To evaluate the safety and immunogenicity of the MN strain of recombinant gp120 (MN rgp120) as a vaccine prototype to prevent human immunodeficiency virus (HIV). Double-blind, randomized, placebo-controlled study with subjects vaccinated at 0, 4, 24, and 48 weeks and followed up through 64 weeks. The AIDS Vaccine Evaluation Units in St Louis, Mo, Nashville, Tenn, and Rochester, NY, conducted the clinical study. Laboratory studies were conducted at Duke University, Raleigh, NC; data analysis was done by the Data Coordinating and Analysis Center at the EMMES Corporation, Potomac, Md. Fifty-seven persons seronegative for HIV, at low risk for acquiring HIV infection, and 18 to 60 years of age. The MN rgp120 vaccine was administered to 12 volunteers each in doses of 100 micrograms, 300 micrograms, or 600 micrograms, and 12 volunteers received a combination of 300 micrograms of MN rgp120 vaccine and 300 micrograms of vaccine from rgp120 of strain IIIB. Nine volunteers received alum adjuvant alone (control). Safety was assessed by monitoring lymphocyte subsets, serum creatinine, and liver enzymes. Immunogenicity was measured by enzyme-linked immunosorbent assay using the immunogen and synthetic peptide corresponding to the variable region 3 domain of gp120. Functional antibody assays included CD4 binding blocking; antibody-dependent, cell-mediated cytotoxicity; and neutralization of homologous and heterologous HIV strains.

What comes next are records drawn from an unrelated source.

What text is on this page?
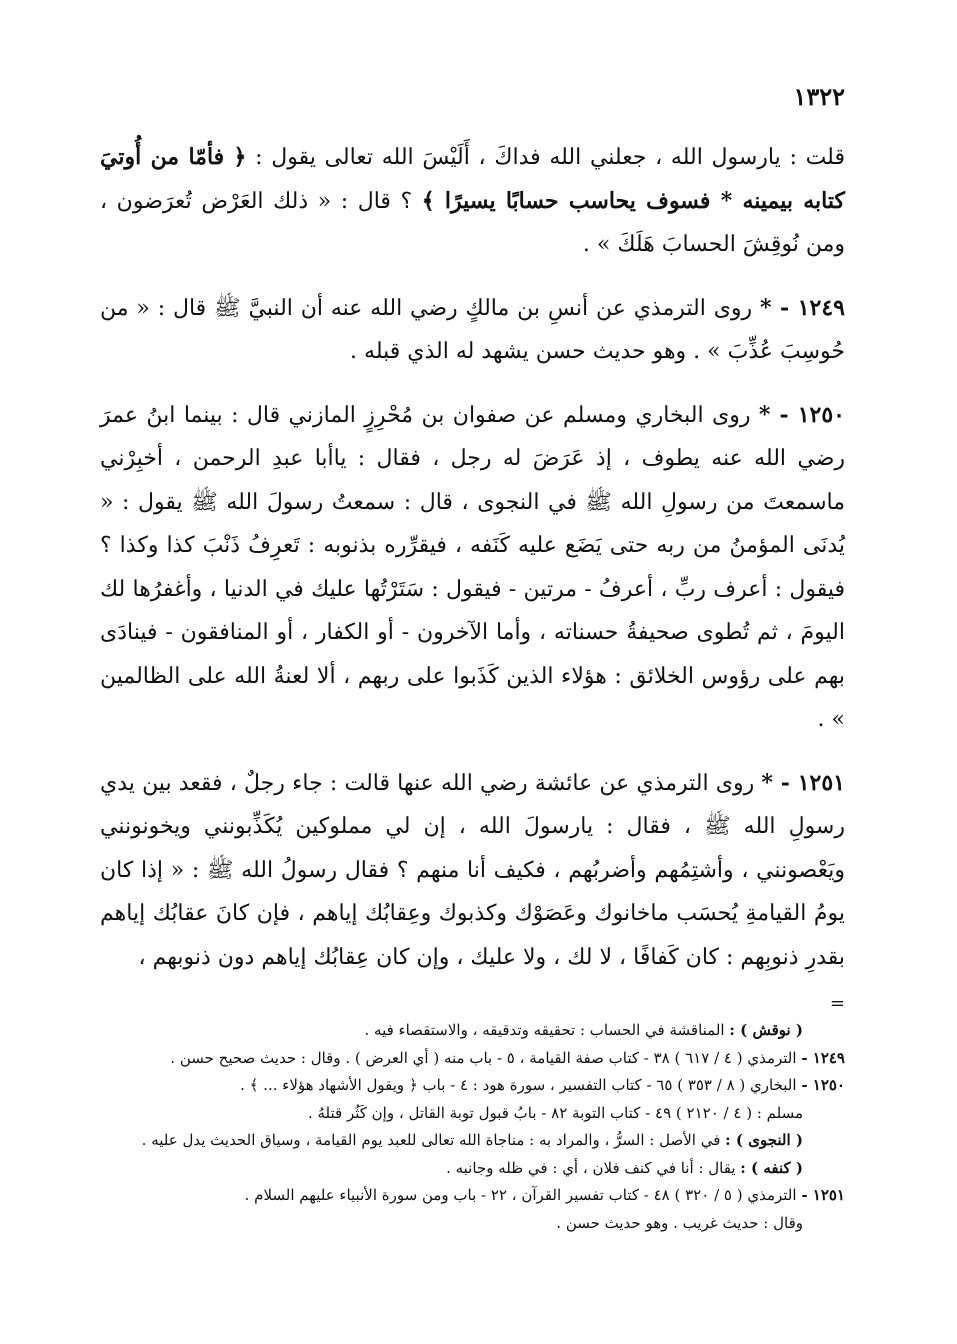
١٣٢٢

قلت : يارسول الله ، جعلني الله فداكَ ، أَلَيْسَ الله تعالى يقول : ﴿ فأمّا من أُوتيَ كتابه بيمينه * فسوف يحاسب حسابًا يسيرًا ﴾ ؟ قال : « ذلك العَرْض تُعرَضون ، ومن نُوقِشَ الحسابَ هَلَكَ » .

١٢٤٩ - * روى الترمذي عن أنسِ بن مالكٍ رضي الله عنه أن النبيَّ ﷺ قال : « من حُوسِبَ عُذِّبَ » . وهو حديث حسن يشهد له الذي قبله .

١٢٥٠ - * روى البخاري ومسلم عن صفوان بن مُحْرِزٍ المازني قال : بينما ابنُ عمرَ رضي الله عنه يطوف ، إذ عَرَضَ له رجل ، فقال : ياأبا عبدِ الرحمن ، أخبِرْني ماسمعتَ من رسولِ الله ﷺ في النجوى ، قال : سمعتُ رسولَ الله ﷺ يقول : « يُدنَى المؤمنُ من ربه حتى يَضَع عليه كَنَفه ، فيقرِّره بذنوبه : تَعرِفُ ذَنْبَ كذا وكذا ؟ فيقول : أعرف ربِّ ، أعرفُ - مرتين - فيقول : سَتَرْتُها عليك في الدنيا ، وأغفرُها لك اليومَ ، ثم تُطوى صحيفةُ حسناته ، وأما الآخرون - أو الكفار ، أو المنافقون - فينادَى بهم على رؤوس الخلائق : هؤلاء الذين كَذَبوا على ربهم ، ألا لعنةُ الله على الظالمين » .

١٢٥١ - * روى الترمذي عن عائشة رضي الله عنها قالت : جاء رجلٌ ، فقعد بين يدي رسولِ الله ﷺ ، فقال : يارسولَ الله ، إن لي مملوكين يُكَذِّبونني ويخونونني ويَعْصونني ، وأشتِمُهم وأضربُهم ، فكيف أنا منهم ؟ فقال رسولُ الله ﷺ : « إذا كان يومُ القيامةِ يُحسَب ماخانوك وعَصَوْك وكذبوك وعِقابُك إياهم ، فإن كانَ عقابُك إياهم بقدرِ ذنوبِهم : كان كَفافًا ، لا لك ، ولا عليك ، وإن كان عِقابُك إياهم دون ذنوبهم ،

=

( نوقش ) : المناقشة في الحساب : تحقيقه وتدقيقه ، والاستقصاء فيه .

١٢٤٩ - الترمذي ( ٤ / ٦١٧ ) ٣٨ - كتاب صفة القيامة ، ٥ - باب منه ( أي العرض ) . وقال : حديث صحيح حسن .

١٢٥٠ - البخاري ( ٨ / ٣٥٣ ) ٦٥ - كتاب التفسير ، سورة هود : ٤ - باب ﴿ ويقول الأشهاد هؤلاء ... ﴾ .

مسلم : ( ٤ / ٢١٢٠ ) ٤٩ - كتاب التوبة ٨٢ - بابُ قبول توبة القاتل ، وإن كَثُر قتلهُ .

( النجوى ) : في الأصل : السرُّ ، والمراد به : مناجاة الله تعالى للعبد يوم القيامة ، وسياق الحديث يدل عليه .

( كنفه ) : يقال : أنا في كنف فلان ، أي : في ظله وجانبه .

١٢٥١ - الترمذي ( ٥ / ٣٢٠ ) ٤٨ - كتاب تفسير القرآن ، ٢٢ - باب ومن سورة الأنبياء عليهم السلام .

وقال : حديث غريب . وهو حديث حسن .
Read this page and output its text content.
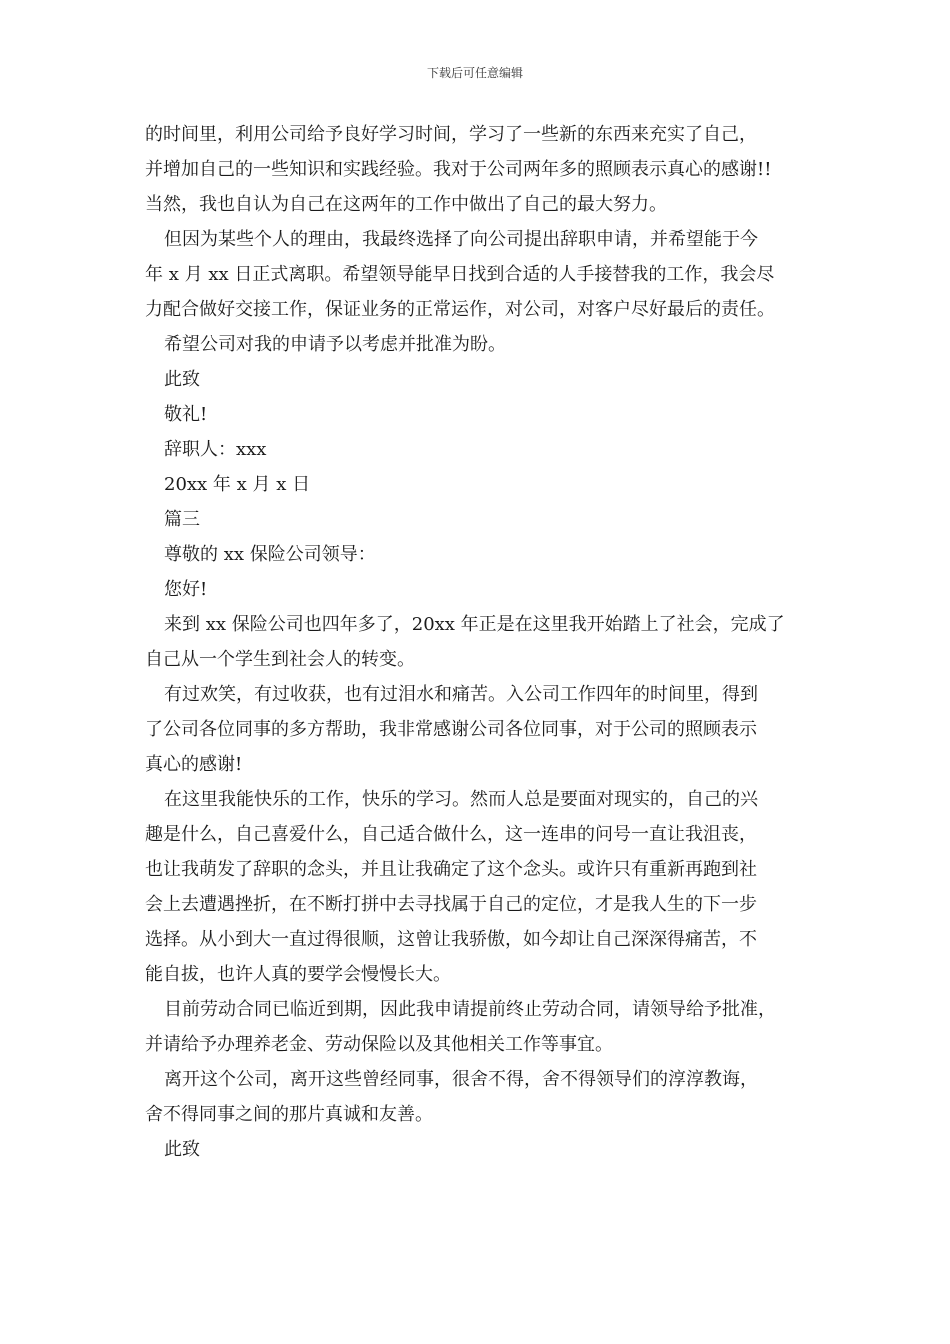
下载后可任意编辑
的时间里，利用公司给予良好学习时间，学习了一些新的东西来充实了自己，
并增加自己的一些知识和实践经验。我对于公司两年多的照顾表示真心的感谢!!
当然，我也自认为自己在这两年的工作中做出了自己的最大努力。
但因为某些个人的理由，我最终选择了向公司提出辞职申请，并希望能于今
年 x 月 xx 日正式离职。希望领导能早日找到合适的人手接替我的工作，我会尽
力配合做好交接工作，保证业务的正常运作，对公司，对客户尽好最后的责任。
希望公司对我的申请予以考虑并批准为盼。
此致
敬礼!
辞职人：xxx
20xx 年 x 月 x 日
篇三
尊敬的 xx 保险公司领导：
您好!
来到 xx 保险公司也四年多了，20xx 年正是在这里我开始踏上了社会，完成了
自己从一个学生到社会人的转变。
有过欢笑，有过收获，也有过泪水和痛苦。入公司工作四年的时间里，得到
了公司各位同事的多方帮助，我非常感谢公司各位同事，对于公司的照顾表示
真心的感谢!
在这里我能快乐的工作，快乐的学习。然而人总是要面对现实的，自己的兴
趣是什么，自己喜爱什么，自己适合做什么，这一连串的问号一直让我沮丧，
也让我萌发了辞职的念头，并且让我确定了这个念头。或许只有重新再跑到社
会上去遭遇挫折，在不断打拼中去寻找属于自己的定位，才是我人生的下一步
选择。从小到大一直过得很顺，这曾让我骄傲，如今却让自己深深得痛苦，不
能自拔，也许人真的要学会慢慢长大。
目前劳动合同已临近到期，因此我申请提前终止劳动合同，请领导给予批准，
并请给予办理养老金、劳动保险以及其他相关工作等事宜。
离开这个公司，离开这些曾经同事，很舍不得，舍不得领导们的淳淳教诲，
舍不得同事之间的那片真诚和友善。
此致
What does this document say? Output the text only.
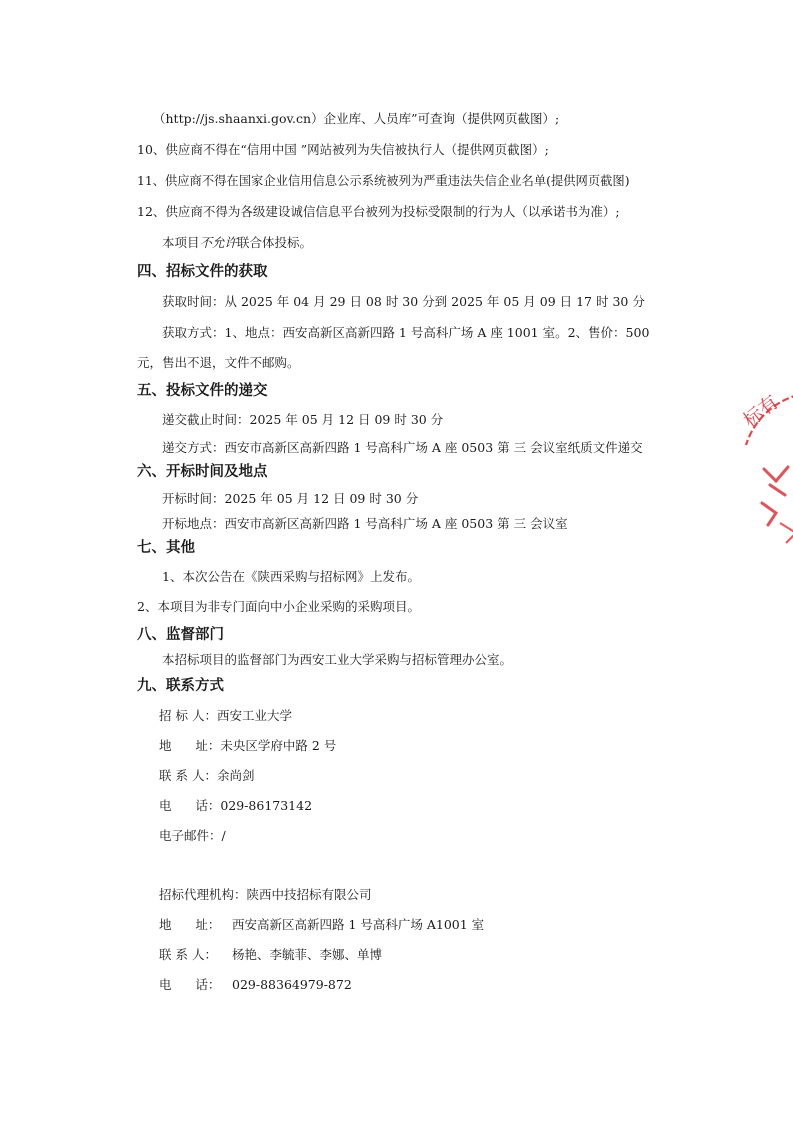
（http://js.shaanxi.gov.cn）企业库、人员库”可查询（提供网页截图）;
10、供应商不得在“信用中国 ”网站被列为失信被执行人（提供网页截图）;
11、供应商不得在国家企业信用信息公示系统被列为严重违法失信企业名单(提供网页截图)
12、供应商不得为各级建设诚信信息平台被列为投标受限制的行为人（以承诺书为准）;
本项目不允许联合体投标。
四、招标文件的获取
获取时间：从 2025 年 04 月 29 日 08 时 30 分到 2025 年 05 月 09 日 17 时 30 分
获取方式：1、地点：西安高新区高新四路 1 号高科广场 A 座 1001 室。2、售价：500
元，售出不退，文件不邮购。
五、投标文件的递交
递交截止时间：2025 年 05 月 12 日 09 时 30 分
递交方式：西安市高新区高新四路 1 号高科广场 A 座 0503 第 三 会议室纸质文件递交
六、开标时间及地点
开标时间：2025 年 05 月 12 日 09 时 30 分
开标地点：西安市高新区高新四路 1 号高科广场 A 座 0503 第 三 会议室
七、其他
1、本次公告在《陕西采购与招标网》上发布。
2、本项目为非专门面向中小企业采购的采购项目。
八、监督部门
本招标项目的监督部门为西安工业大学采购与招标管理办公室。
九、联系方式
招 标 人：西安工业大学
地      址：未央区学府中路 2 号
联 系 人：余尚剑
电      话：029-86173142
电子邮件：/
招标代理机构：陕西中技招标有限公司
地      址： 西安高新区高新四路 1 号高科广场 A1001 室
联 系 人： 杨艳、李毓菲、李娜、单博
电      话： 029-88364979-872
标有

No severe adverse reactions occurred. In 33 of 48 volunteers, two doses of vaccine induced antibodies that neutralized the homologous strain HIV-1/MN. Three doses of vaccine induced antibodies that neutralized MN (in 46 of 48 volunteers), SF-2 (in 45 of 48 volunteers), or IIIB strains of HIV-1 (in 30 of 48 volunteers). The vaccines were safe and immunogenic. Multiple injections of vaccine broadened and increased the neutralizing antibody response.